[To the Editor of the SPECTATOR.] SIR, I fear your
jubilation over the letter from " Two Aldermen of the Borough of Harrogate " is somewhat mis- placed. I have the misfortune to reside in Harrogate, a town which by nature would respond excellently to a display of that civic sense you so rightly applaud, but there can be few towns in which natural beauties are more thoroughly desecrated. One of the natural beauty spots at Harrogate for years past has been that beautiful avenue of trees, part of the old forest of Knaresborough, leading from the Stray down Wetherby Lane, up Hookstone Road and back to the Stray by Paley Lane, which has been probably the most popular promenade for both residents and visitors.
Possibly the Harrogate Corporation could not prevent the land falling into the hands of speculative builders, but they could at least have displayed a modicum of civic sense, and a slight appreciation of natural beauty, by insisting that such houses as were erected should not too grievously detract from the charm of the neighbourhood, instead of which, the Corporation have permitted the erection of most unedifying dwellings, many of the bungalow class, and hopelessly crowded together.

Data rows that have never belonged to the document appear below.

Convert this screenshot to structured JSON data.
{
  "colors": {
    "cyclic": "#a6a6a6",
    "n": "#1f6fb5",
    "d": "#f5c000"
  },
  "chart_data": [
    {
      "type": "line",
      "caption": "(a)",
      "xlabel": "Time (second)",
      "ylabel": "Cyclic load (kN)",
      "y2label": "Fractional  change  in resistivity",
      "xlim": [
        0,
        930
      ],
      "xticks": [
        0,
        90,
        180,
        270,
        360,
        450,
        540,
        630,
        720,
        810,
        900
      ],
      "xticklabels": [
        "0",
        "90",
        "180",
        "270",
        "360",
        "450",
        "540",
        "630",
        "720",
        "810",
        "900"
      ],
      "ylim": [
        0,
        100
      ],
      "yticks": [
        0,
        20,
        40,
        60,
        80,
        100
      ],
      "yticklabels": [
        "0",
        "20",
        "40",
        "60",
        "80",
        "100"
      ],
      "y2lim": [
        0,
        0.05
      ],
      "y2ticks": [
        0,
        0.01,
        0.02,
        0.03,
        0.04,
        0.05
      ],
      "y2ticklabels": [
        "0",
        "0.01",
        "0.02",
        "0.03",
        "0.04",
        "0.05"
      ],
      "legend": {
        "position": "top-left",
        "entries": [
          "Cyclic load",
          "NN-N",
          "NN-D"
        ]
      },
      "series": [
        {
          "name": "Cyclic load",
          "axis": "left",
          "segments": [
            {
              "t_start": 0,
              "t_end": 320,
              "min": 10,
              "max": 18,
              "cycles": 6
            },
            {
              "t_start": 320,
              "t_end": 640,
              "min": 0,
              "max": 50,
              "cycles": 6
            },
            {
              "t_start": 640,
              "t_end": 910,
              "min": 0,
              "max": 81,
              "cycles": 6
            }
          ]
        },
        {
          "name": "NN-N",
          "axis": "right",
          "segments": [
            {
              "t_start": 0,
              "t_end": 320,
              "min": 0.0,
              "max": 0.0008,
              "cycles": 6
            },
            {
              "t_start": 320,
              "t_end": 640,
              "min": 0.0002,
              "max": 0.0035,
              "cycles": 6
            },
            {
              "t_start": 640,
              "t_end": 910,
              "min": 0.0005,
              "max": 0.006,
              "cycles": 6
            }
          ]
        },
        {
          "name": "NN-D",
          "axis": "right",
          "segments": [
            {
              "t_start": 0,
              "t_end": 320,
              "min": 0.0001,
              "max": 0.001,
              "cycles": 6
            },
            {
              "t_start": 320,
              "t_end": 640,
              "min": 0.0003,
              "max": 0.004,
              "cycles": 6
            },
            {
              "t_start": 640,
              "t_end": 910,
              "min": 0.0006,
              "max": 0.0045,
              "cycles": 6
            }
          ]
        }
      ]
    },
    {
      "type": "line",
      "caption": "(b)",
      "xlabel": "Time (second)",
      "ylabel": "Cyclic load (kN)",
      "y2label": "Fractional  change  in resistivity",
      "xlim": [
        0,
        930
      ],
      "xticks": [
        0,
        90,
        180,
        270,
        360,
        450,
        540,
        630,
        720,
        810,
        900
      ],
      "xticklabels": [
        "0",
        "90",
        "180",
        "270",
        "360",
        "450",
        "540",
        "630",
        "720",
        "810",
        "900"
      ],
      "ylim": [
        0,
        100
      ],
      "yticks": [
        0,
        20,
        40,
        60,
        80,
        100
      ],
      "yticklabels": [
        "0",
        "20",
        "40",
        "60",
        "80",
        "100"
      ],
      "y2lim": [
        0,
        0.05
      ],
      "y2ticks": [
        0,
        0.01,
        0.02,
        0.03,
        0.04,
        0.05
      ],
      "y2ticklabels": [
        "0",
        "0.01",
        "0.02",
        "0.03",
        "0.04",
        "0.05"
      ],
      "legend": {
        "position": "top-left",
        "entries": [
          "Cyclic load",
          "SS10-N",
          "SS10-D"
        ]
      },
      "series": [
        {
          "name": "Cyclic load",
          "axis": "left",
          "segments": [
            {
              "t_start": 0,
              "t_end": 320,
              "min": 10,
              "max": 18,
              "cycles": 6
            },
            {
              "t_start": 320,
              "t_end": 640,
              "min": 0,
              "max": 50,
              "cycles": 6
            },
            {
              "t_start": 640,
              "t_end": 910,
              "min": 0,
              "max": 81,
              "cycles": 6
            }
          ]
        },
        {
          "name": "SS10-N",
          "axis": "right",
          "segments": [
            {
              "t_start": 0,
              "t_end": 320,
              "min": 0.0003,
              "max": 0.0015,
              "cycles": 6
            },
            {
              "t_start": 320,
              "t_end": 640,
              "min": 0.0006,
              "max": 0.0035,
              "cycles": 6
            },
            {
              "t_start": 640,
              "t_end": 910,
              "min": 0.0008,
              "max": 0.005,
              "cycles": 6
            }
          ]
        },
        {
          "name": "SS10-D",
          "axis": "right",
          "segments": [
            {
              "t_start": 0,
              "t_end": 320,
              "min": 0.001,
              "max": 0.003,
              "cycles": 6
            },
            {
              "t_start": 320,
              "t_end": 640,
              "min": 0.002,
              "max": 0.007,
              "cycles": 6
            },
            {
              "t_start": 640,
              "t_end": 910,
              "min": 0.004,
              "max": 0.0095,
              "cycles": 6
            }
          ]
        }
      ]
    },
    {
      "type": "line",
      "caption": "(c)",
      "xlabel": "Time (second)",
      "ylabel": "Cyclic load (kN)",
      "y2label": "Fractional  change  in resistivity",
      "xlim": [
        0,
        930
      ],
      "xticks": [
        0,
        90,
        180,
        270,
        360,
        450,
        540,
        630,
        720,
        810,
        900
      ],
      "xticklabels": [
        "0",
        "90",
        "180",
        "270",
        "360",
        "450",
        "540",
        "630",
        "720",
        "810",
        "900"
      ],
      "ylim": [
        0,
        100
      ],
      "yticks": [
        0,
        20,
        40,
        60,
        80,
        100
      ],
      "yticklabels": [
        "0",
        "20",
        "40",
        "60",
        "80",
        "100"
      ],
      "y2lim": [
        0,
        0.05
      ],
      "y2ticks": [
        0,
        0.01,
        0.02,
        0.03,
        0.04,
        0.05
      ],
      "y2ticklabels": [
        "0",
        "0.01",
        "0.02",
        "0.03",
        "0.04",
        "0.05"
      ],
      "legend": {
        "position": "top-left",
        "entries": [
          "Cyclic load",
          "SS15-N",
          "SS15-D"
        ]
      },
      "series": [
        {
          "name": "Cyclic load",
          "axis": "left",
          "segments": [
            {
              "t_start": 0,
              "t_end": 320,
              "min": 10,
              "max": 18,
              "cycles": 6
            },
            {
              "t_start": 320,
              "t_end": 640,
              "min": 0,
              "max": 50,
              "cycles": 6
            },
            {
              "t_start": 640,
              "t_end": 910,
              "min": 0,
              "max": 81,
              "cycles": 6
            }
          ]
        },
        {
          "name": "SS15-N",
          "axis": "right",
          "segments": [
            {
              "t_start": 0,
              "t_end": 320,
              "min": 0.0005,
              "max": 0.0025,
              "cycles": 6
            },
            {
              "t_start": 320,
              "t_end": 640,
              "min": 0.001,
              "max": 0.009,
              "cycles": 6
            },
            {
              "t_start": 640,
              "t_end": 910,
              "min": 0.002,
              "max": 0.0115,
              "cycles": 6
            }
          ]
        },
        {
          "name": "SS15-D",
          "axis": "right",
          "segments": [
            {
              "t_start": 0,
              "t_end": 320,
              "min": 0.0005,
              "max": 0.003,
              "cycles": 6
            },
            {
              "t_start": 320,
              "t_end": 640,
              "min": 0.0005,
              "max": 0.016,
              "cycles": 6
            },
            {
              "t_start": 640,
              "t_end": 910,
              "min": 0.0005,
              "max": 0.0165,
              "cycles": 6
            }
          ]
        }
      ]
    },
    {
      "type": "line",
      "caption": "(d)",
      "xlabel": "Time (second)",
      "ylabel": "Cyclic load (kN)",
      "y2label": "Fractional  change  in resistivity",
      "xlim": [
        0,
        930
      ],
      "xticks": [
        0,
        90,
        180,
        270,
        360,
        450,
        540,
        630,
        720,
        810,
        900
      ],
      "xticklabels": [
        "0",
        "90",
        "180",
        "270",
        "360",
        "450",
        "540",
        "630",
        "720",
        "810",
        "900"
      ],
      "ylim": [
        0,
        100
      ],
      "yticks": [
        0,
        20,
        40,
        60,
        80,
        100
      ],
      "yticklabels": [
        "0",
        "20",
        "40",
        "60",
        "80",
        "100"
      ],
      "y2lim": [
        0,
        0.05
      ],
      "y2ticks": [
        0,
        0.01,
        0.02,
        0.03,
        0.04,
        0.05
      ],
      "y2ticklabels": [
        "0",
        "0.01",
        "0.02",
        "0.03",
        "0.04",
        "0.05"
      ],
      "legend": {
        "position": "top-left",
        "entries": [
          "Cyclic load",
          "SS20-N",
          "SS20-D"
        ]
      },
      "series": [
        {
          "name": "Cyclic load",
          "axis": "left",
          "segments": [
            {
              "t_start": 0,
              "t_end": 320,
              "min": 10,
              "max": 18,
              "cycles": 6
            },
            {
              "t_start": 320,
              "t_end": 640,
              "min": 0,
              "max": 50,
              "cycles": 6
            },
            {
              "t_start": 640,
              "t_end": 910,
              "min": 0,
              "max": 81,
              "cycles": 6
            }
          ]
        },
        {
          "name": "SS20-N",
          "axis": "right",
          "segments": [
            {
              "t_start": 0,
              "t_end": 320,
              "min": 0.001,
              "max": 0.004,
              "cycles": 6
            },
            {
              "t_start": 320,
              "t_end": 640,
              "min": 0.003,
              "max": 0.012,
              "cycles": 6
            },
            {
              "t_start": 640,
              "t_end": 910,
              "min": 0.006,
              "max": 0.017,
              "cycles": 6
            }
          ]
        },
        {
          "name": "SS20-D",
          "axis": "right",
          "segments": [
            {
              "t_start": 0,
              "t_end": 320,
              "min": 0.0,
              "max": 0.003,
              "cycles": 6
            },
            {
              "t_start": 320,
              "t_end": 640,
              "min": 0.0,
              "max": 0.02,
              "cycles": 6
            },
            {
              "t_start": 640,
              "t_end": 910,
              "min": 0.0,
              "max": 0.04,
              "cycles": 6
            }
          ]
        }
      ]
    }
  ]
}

They have pursued precisely the same policy along what was once a very pretty road leading along the north side of the far-famed Valley Gardens, and a still more glaring example of the Corporation's atrocious taste in domestic architecture is to be seen in the houses now being erected along Harlow Hill. Anyone who knew Harrogate before the War and revisited it to-day would be appalled at the altogether unnecessary ugliness for which the Corporation must be held responsible.—I am, 'Sir, &c., E. MILES-KNOT LP% Woodroyd, Woodlands, Harrogate.